Manjo a cara da morte

Quase dez da noite. Segurei até aqui, agora não dá mais.
A luz resolveu ir embora. Assim de repente.
Olha, a luz quando resolve ir embora, é de repente. Você não sabe, por isso estou lhe dizendo. Você nunca viu a luz ir embora.
A luz foi embora mas tudo continuou claro, entende? Não, você não entende.
Pensando bem agora, ainda não sei como foi que soube que a luz tinha embora, pois não fez diferença nenhuma, ela se foi e pronto.
Mas lembro bem que senti uma... uma...
Não sei bem o que foi que senti. Ia dizer “dor” mas não doeu. Quer dizer, doer, até que doeu, mas foi uma dor diferente. Não sei explicar. O melhor que posso dizer é que foi um desconforto, um tremendo desconforto, mas estou tão acostumado ao desconforto.

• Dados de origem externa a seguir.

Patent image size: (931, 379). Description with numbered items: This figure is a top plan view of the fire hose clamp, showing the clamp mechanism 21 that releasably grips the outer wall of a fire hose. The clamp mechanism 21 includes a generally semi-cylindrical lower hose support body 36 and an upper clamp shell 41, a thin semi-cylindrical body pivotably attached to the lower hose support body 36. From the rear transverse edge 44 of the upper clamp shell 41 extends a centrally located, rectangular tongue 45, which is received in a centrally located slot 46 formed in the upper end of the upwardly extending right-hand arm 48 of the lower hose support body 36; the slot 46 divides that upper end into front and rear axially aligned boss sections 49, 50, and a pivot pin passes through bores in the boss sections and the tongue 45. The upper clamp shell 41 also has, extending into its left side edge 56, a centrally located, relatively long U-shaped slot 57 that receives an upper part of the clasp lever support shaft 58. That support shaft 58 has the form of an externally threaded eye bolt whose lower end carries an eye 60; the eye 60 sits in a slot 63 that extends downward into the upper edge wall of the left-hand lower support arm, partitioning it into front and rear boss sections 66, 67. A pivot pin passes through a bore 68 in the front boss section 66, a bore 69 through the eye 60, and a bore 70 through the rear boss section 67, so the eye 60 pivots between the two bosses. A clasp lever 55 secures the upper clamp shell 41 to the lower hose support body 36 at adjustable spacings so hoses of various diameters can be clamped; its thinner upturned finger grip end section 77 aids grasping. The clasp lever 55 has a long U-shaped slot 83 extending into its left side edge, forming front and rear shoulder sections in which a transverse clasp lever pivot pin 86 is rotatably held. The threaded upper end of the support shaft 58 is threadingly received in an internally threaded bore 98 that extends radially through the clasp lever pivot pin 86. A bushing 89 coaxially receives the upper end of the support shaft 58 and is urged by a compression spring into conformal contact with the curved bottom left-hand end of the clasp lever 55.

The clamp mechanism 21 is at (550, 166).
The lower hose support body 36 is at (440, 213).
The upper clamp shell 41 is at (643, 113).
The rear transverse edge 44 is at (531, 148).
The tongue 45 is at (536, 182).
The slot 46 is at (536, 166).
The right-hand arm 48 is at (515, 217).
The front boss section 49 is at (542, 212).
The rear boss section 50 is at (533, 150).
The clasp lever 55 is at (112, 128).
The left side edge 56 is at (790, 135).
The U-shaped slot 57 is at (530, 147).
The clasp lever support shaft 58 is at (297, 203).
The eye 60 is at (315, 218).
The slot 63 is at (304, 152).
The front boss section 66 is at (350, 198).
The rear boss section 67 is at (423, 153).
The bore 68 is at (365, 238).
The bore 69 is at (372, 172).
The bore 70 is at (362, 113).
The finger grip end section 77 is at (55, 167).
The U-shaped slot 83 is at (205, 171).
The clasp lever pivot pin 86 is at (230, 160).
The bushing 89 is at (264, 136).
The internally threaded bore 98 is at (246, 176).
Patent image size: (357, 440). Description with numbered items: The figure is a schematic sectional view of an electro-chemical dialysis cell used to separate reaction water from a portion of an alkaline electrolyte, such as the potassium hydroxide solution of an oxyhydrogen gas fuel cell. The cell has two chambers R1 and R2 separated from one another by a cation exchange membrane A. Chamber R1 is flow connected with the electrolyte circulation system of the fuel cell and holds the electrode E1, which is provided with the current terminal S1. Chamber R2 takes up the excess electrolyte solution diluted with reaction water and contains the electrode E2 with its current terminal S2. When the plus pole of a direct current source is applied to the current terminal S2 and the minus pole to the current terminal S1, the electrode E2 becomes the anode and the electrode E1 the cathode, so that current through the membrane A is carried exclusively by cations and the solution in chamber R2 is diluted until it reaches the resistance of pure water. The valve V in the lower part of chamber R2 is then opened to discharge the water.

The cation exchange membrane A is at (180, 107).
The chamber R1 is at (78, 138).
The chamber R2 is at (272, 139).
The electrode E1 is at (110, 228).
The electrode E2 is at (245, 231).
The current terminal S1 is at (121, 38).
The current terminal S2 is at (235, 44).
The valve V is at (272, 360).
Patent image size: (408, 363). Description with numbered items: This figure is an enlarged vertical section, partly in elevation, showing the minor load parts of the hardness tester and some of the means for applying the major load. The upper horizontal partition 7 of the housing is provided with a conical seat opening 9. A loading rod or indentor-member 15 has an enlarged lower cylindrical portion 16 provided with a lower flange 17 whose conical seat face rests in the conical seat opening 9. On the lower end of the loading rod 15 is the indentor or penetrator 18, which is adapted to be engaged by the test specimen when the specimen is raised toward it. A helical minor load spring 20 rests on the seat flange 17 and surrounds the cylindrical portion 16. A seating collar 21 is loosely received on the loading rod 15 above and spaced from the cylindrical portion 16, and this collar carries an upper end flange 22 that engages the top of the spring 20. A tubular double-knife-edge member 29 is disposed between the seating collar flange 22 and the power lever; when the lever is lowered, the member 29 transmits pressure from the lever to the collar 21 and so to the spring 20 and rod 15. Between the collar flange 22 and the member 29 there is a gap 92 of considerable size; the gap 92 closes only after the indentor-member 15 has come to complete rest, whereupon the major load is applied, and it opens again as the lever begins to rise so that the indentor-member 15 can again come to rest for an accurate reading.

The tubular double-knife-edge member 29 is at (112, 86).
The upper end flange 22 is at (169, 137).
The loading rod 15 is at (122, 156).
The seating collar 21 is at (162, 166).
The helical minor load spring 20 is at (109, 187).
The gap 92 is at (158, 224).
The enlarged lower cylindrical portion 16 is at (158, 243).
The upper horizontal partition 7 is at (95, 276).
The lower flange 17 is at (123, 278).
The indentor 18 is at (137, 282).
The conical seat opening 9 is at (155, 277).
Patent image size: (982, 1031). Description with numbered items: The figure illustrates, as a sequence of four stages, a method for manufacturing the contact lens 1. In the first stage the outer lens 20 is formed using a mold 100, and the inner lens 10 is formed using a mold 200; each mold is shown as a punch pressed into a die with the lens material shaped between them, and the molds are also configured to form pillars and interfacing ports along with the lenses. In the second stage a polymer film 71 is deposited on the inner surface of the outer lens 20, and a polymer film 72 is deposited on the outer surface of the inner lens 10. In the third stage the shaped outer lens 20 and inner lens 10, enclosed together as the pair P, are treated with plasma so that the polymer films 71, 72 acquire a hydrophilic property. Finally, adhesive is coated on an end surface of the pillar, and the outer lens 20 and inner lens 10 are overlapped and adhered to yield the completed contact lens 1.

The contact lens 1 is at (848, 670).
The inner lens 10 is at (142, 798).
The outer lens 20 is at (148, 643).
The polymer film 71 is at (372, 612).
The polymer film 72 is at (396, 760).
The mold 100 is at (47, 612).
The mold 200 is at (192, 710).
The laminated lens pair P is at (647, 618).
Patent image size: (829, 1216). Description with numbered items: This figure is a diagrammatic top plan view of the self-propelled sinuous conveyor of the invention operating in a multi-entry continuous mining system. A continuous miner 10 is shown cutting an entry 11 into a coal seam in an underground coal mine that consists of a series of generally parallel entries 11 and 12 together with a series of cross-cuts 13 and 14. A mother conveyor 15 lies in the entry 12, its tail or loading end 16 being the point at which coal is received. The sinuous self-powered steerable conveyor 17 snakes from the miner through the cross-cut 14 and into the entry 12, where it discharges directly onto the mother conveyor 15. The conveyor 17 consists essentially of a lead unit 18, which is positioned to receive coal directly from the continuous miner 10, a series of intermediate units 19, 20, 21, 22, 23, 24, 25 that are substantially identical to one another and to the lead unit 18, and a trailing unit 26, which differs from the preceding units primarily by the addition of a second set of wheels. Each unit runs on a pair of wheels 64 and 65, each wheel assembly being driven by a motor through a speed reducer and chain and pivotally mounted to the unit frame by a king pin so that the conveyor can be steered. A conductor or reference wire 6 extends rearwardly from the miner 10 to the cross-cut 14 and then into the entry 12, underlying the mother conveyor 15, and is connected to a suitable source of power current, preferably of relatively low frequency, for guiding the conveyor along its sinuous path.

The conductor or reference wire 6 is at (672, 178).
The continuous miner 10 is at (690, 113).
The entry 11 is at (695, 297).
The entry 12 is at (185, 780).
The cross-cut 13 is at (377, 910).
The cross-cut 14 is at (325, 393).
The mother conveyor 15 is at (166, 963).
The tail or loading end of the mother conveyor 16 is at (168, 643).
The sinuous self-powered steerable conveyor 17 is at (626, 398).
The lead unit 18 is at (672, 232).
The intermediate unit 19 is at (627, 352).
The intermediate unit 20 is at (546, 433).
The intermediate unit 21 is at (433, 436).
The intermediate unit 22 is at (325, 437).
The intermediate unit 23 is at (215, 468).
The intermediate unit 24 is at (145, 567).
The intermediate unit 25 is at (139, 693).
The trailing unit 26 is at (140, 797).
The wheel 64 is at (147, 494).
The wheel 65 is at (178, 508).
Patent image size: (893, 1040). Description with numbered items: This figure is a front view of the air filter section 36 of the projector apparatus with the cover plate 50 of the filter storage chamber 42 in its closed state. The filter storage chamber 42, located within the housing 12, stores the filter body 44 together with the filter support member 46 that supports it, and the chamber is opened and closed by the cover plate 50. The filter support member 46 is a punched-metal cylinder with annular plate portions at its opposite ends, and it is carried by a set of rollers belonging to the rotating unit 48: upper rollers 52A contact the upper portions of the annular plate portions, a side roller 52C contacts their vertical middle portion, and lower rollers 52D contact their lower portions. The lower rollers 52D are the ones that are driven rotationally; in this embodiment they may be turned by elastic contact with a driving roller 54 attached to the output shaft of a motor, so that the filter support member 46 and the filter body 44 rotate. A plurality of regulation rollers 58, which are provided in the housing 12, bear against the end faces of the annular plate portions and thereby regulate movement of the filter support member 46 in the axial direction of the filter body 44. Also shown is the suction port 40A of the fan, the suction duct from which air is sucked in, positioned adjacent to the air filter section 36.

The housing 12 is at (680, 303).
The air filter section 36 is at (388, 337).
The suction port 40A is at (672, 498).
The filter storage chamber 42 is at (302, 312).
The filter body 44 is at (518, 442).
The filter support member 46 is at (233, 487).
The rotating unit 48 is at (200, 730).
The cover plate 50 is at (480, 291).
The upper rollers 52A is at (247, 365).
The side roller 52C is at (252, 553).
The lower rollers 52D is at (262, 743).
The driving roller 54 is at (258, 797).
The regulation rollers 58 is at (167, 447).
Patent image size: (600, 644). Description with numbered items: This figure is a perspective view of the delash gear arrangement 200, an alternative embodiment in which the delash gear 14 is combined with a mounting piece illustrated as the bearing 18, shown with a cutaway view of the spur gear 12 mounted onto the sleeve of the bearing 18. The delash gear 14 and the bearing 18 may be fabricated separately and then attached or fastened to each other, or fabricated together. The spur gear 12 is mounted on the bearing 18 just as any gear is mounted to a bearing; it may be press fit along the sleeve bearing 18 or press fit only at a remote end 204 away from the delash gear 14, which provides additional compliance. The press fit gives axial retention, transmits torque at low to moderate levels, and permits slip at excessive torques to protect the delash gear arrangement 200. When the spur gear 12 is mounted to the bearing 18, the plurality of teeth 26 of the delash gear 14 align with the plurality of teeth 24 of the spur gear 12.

Pensando melhor ainda, não foi bem a luz. Foi um facho de luz.
Era um facho de luz em forma de bloco. No primeiro instante tive a impressão de que poderia usar esse bloco como base para construir um universo só pra mim.
Mas você me conhece. Não sou dado a construções. Perereco destruir. O mundo já tá atulhado demais de tudo que é porcaria e supérfluo e anacrônico.
Ontem li “anacrônico” em algum lugar e me reencantei. Há quanto tempo não vejo essa palavra. Lembrei duma época em que o anacrônico fazia tremendo sentido para mim e meu mundinho particular que se esbarroava e se refazia a cada instante.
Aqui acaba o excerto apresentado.